Posted March. 03, 2009 03:35,   


In November last year, Citigroup’s stock price fell a whopping 26 percent in one day and 50 percent over a week due to fears over worsening financial structure. After the news broke out, Saudi Arabian Prince Alwaleed bin Talal, the bank’s largest individual shareholder, said he would increase his stake from four percent to five percent. On if he would invest again if Citigroup required additional government money, he confidently said he would, saying, “This is cherry on the cream and we will take it.” Citigroup’s stock price has kept falling, however.

After the U.S. government announced that it would nationalize Citigroup by converting its preferred stake in the cash-strapped group to common stock, Alwaleed also decided to exchange his preferred stock for common shares. Preferred stock carries no voting rights but is superior to common stock in the payment of dividends. If his preferred stock is converted to common, he cannot receive 11 percent in dividends. He also cannot enjoy special investor care under which many top Citigroup executives have visited Saudi Arabia to talk to him. If preferred stock is exchanged for common stock, the stake of existing common shareholders will fall from 100 percent to 26 percent. The change has been reflected in Citigroup’s stock price plunge after the government’s announcement of nationalization.

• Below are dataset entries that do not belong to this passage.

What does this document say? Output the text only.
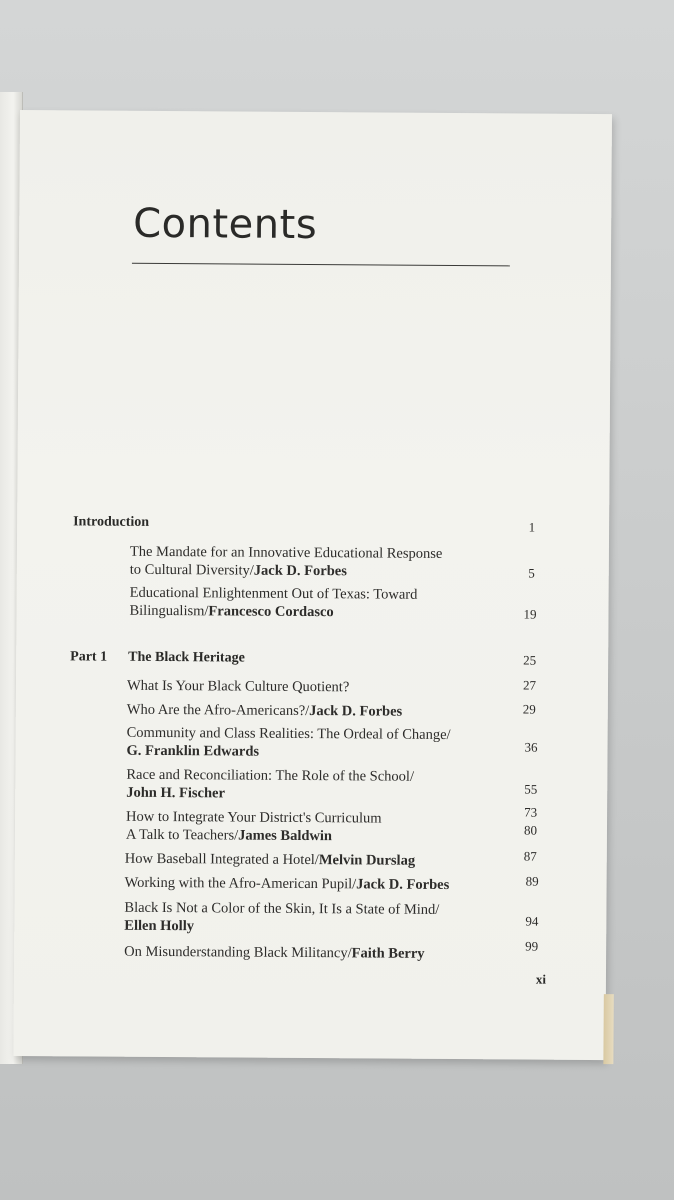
Contents
Introduction	1
The Mandate for an Innovative Educational Response
to Cultural Diversity/Jack D. Forbes	5
Educational Enlightenment Out of Texas: Toward
Bilingualism/Francesco Cordasco	19
Part 1 The Black Heritage	25
What Is Your Black Culture Quotient?	27
Who Are the Afro-Americans?/Jack D. Forbes	29
Community and Class Realities: The Ordeal of Change/
G. Franklin Edwards	36
Race and Reconciliation: The Role of the School/
John H. Fischer	55
How to Integrate Your District's Curriculum	73
A Talk to Teachers/James Baldwin	80
How Baseball Integrated a Hotel/Melvin Durslag	87
Working with the Afro-American Pupil/Jack D. Forbes	89
Black Is Not a Color of the Skin, It Is a State of Mind/
Ellen Holly	94
On Misunderstanding Black Militancy/Faith Berry	99
xi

Citigroup’s BIS capital ratio stood at 15.6 percent late last year, higher than the industry average. Also, its tier I ratio, the ratio of a bank’s core equity capital to its risk-weighted assets, is 11.9 percent, higher than the nine percent recommended by the government. Citigroup is the biggest global bank in capital amount, but the quality of its capital has worsened. For example, the share of capital funded by common stock has sharply decreased. In the midst of unexpected challenges, stock prices have fallen and subsequently weakened Citigroup’s capital strength, leading to more jitters among investors.

In response to criticism that existing indicators have failed to evaluate the quality of capital, the U.S. Treasury Department will employ Treasury Communications Enterprise, which evaluates the value of capital depending on common stock, not preferred stock, as a new standard. If Washington sets the rules for the enterprise, major financial institutions should also draw private capital in line with the regulations. If they fail to draw private capital, the government should inject money. Given that, the U.S. financial industry is expected to undergo continuous change.